Ascoli, Carillo sul derby con la Sambenedettese: “L’ho vissuto da ragazzo del vivaio. Si respirava calcio vero”

Carillo, crediti Imago, www.lacasadic.com
Carillo ricorda il derby Ascoli – Sambenedettese del 1986: emozioni, aneddoti e attesa per la sfida che torna dopo 39 anni.
Domenica, dopo trentanove anni, tornerà il derby tra Ascoli e Sambenedettese. Una sfida che non è mai stata una partita qualunque, ma un pezzo di identità locale. Per chi c’era, per chi l’ha vissuto anche solo da vicino, il ricordo è ancora vivido. Come per Giuseppe Carillo, allora giovane promessa del vivaio dell’Ascoli, oggi allenatore in attesa del progetto giusto per tornare in panchina.
“Ero giovane, venivo dal vivaio ma in orbita prima squadra” ricorda Carillo. “Avevo già esordito in Serie A l’anno prima, in Serie A”. Quel giugno del 1986, l’Ascoli di Boskov era a un passo dal ritorno nella massima serie, la Sambenedettese di Vitali lottava per salvarsi. “Si arrivò a quel derby con la consapevolezza che bastava un punto per salire. Ma ad Ascoli nessuno voleva pareggiare contro la Samb. Si capiva che, per la tifoseria, quel punto non bastava. Era una partita di fine stagione, ma viscerale, sentita come poche altre”.
Il pareggio finale 0-0 sancì la promozione dell’Ascoli e un punto fondamentale per la salvezza della Sambenedettese. “Ricordo un aneddoto curioso” racconta sorridendo. “Invece di esultare per la promozione, i tifosi erano inviperiti per aver lasciato un punto alla Samb. Lo stesso Boskov restò sorpreso: pensava di uscire tra gli applausi, e invece dovette rientrare negli spogliatoi”.
Allora Carillo era un ragazzo che sognava. Il derby lo conosce bene. L’ha respirato negli spogliatoi, ne ha sentito il peso sulle spalle e l’adrenalina nelle vene. “C’erano tanti ascolani in rosa: Scarafoni, Agostini, Iachini che già giocava titolare. Era una squadra giovane, ci divertivamo, si vinceva. Si respirava entusiasmo, amicizia, appartenenza. Lo stadio era sempre pieno, il pubblico una spinta continua“.

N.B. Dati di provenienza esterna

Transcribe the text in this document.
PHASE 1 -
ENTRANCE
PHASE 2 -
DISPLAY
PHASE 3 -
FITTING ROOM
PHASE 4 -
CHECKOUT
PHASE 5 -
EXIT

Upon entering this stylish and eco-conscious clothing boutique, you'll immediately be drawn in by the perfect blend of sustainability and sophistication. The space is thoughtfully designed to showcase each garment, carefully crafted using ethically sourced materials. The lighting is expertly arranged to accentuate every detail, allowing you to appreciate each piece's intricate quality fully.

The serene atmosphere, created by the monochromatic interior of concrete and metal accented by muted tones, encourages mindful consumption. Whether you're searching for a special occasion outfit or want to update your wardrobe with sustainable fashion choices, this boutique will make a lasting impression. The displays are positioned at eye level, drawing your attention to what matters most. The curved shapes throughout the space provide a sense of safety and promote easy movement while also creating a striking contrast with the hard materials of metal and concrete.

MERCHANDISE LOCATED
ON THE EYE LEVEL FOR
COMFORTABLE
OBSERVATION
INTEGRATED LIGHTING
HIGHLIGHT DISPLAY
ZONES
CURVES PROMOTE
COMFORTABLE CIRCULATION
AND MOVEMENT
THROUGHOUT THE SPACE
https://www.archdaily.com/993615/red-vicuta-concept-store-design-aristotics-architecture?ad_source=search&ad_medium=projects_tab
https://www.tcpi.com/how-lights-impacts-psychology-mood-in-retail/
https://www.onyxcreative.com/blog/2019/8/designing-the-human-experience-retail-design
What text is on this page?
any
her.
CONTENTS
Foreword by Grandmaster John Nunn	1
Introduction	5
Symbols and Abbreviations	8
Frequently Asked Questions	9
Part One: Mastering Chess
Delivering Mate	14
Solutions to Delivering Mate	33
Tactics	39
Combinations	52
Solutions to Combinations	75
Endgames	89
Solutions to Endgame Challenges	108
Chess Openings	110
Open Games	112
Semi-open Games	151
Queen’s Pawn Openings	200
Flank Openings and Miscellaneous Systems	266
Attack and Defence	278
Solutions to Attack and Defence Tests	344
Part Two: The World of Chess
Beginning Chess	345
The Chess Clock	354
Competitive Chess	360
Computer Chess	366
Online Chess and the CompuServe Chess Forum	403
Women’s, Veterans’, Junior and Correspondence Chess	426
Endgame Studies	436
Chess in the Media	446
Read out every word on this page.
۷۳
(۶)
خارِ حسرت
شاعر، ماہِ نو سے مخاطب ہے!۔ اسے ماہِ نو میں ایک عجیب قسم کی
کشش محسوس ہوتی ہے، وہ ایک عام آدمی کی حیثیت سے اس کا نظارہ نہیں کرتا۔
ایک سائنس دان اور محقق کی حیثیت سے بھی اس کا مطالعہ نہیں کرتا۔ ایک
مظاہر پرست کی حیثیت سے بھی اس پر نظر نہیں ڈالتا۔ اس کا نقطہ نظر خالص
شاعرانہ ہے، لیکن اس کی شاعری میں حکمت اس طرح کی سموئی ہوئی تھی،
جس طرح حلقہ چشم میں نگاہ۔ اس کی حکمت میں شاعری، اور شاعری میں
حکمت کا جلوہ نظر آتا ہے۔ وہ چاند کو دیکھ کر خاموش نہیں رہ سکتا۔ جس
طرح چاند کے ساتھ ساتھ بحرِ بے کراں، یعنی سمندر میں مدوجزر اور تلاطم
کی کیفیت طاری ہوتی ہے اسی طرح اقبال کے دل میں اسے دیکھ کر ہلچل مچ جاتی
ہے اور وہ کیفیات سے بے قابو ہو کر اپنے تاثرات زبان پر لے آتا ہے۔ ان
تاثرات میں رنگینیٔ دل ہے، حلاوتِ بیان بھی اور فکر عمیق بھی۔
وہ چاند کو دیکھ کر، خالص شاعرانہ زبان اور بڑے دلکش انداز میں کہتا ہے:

I derby di provincia e l’amore per il calcio vero
“Il derby in quegli anni era viscerale” racconta ancora Carillo, “Non solo in Serie B ma già nei settori giovanili. A volte si giocava al campo della Sentina davanti a tanti tifosi, e non mancavano le escandescenze. Era un calcio diretto, passionale, dove il confine tra campo e spalti era sottile”. Il clima, per chi era dentro la prima squadra, era speciale: “Si andava in ritiro il giorno prima, si dormiva insieme, poi la mattina ci si svegliava con quella tensione addosso. C’era l’attesa, la voglia di far bene. Anche la Samb era una squadra giovane, con giocatori di carattere: ricordo Fattori, che segnò all’andata, ma anche Turrini e Annoni. Erano sfide vere, di campo”.
Oggi, a quasi quarant’anni di distanza, il derby torna con una cornice diversa: niente tifosi ospiti, una decisione che divide. “Non fa bene al calcio, ma la capisco” commenta Carillo. “I tempi sono cambiati, ma la passione è la stessa. E il derby resta il derby”.

Il presente e la passione che non passa
“Ho indossato quella maglia e so cosa significa vedere l’Ascoli e la Samb fronteggiarsi. È una parte della mia vita calcistica“. Oggi, dopo più di vent’anni di esperienza come vice allenatore tra Serie A, B e C, Carillo è pronto per la prossima sfida: “Aspetto l’occasione giusta, il progetto giusto. Allenare è la mia passione, il campo è casa mia“.
Altre maglie, altri campi, ma la stessa fiamma. Il tempo è passato, ma certe emozioni no. Perché Ascoli – Sambenedettese non è solo un appuntamento in un calendario: è una linea di confine tra due città, due anime e un solo modo di intendere il calcio.